Despite its ambition, and the epic time scales over which the Voyagers are likely to survive, given the vastness of space, these two tiny craft and their golden records are unlikely ever to be found. But Sagan was clever enough to realise this. For him it wasn’t so much what the records said to other civilisations that mattered, but more significant was what they said about our own. Like the pale blue dot photograph captured by Voyager 1, the compilation record was a mirror to hold up to ourselves.

“Here is a moment when we have to suddenly think what is it about our culture we’d want others to know about, that we’d be proud of,” Sagan reflected in a 1982 interview. “The record should represent the human species as an entirety. We are a single species on the planet Earth. The unity of the species seen down here is a fact that is essential for the human future.”

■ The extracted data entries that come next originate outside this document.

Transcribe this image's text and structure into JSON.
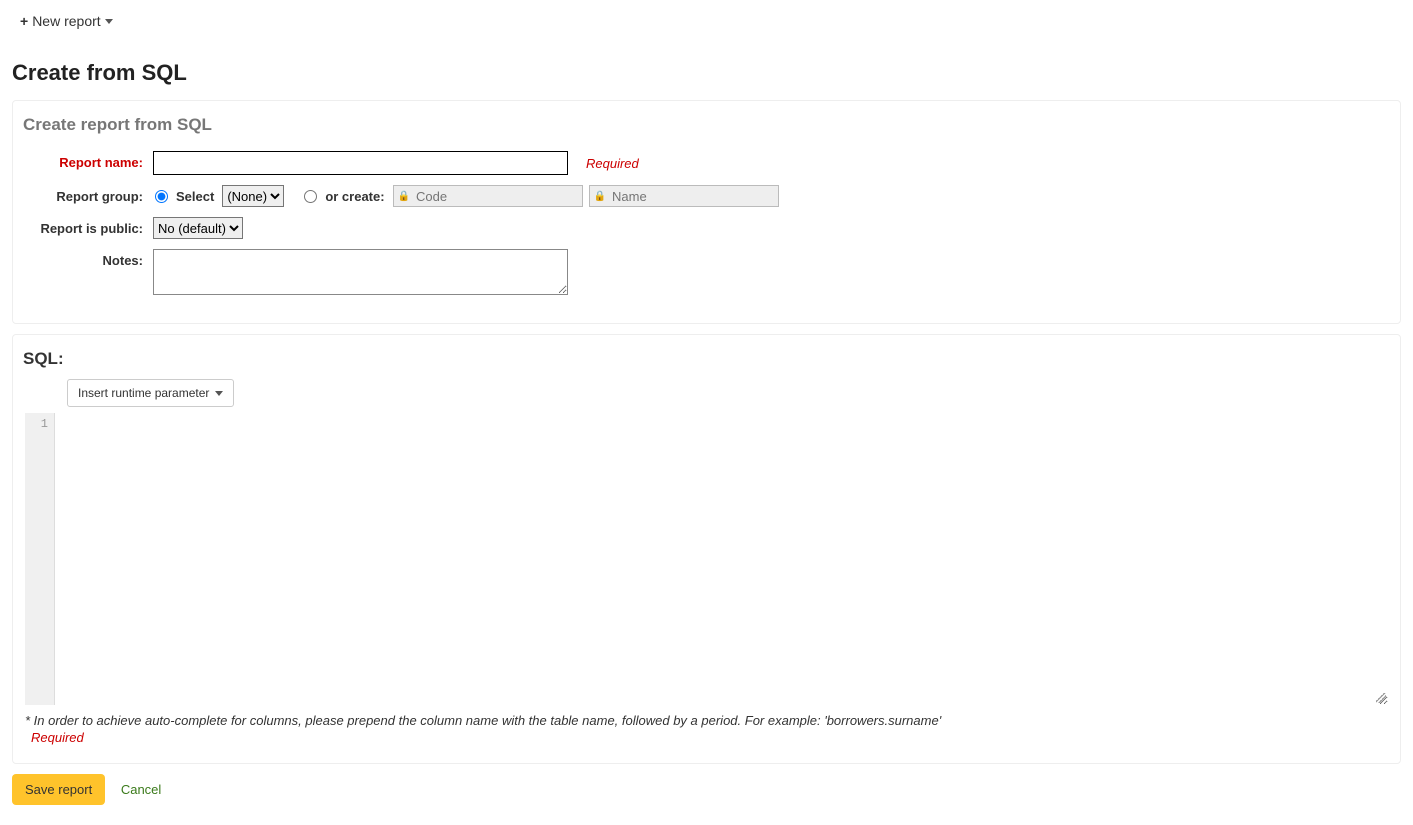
{
  "toolbar": {
    "new_report_label": "New report"
  },
  "page": {
    "title": "Create from SQL"
  },
  "form_panel": {
    "heading": "Create report from SQL",
    "labels": {
      "report_name": "Report name:",
      "report_group": "Report group:",
      "report_is_public": "Report is public:",
      "notes": "Notes:"
    },
    "fields": {
      "report_name_value": "",
      "required_hint": "Required",
      "group_select_label": "Select",
      "group_select_value": "(None)",
      "group_create_label": "or create:",
      "group_code_placeholder": "Code",
      "group_name_placeholder": "Name",
      "public_value": "No (default)",
      "notes_value": ""
    }
  },
  "sql_panel": {
    "heading": "SQL:",
    "insert_param_label": "Insert runtime parameter",
    "gutter_lines": [
      "1"
    ],
    "footnote": "* In order to achieve auto-complete for columns, please prepend the column name with the table name, followed by a period. For example: 'borrowers.surname'",
    "required_hint": "Required"
  },
  "actions": {
    "save_label": "Save report",
    "cancel_label": "Cancel"
  }
}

As our first interstellar ambassadors set sail on this new sea, it’s worth reflecting once more on this unique vantage point which such exploration, far beyond our “pale blue dot” offers us. From such a perspective national boundaries melt away and ethnic, religious or ideological differences seem an irrelevant way to define our identity.


Voyager disc

In the summer of 1977 the launching of our collective message in a bottle into the cosmic ocean was a highly optimistic gesture, which briefly put all our tribal differences aside. This optimism is perhaps best summed up by one of the voice recordings it carries. “This is a present from a small, distant world, a token of our sounds, our science, our images, our music, our thoughts and our feelings. We are attempting to survive our time so we may live into yours.”

Hear the Voyager golden discs’ playlist (if you can find it, but to get the full picture follow the links to #discus-aureus. [It doesn’t seem to play correctly on my Safari browser.]).

Wrong Voyager

Oops! Wrong Voyager

An International gathering of world leaders in Science met in Geneva to discuss their latest findings. Each nation took a turn sharing its latest developments. The leader of one nation stood before the group and declared that they had devised a spacecraft which would allow their astronauts to fly directly to the Sun. He was met with boisterous laughter from the audience, to which he boldly replied, “I know what you’re thinking, but we have a plan. We’re going to fly the ship at night!”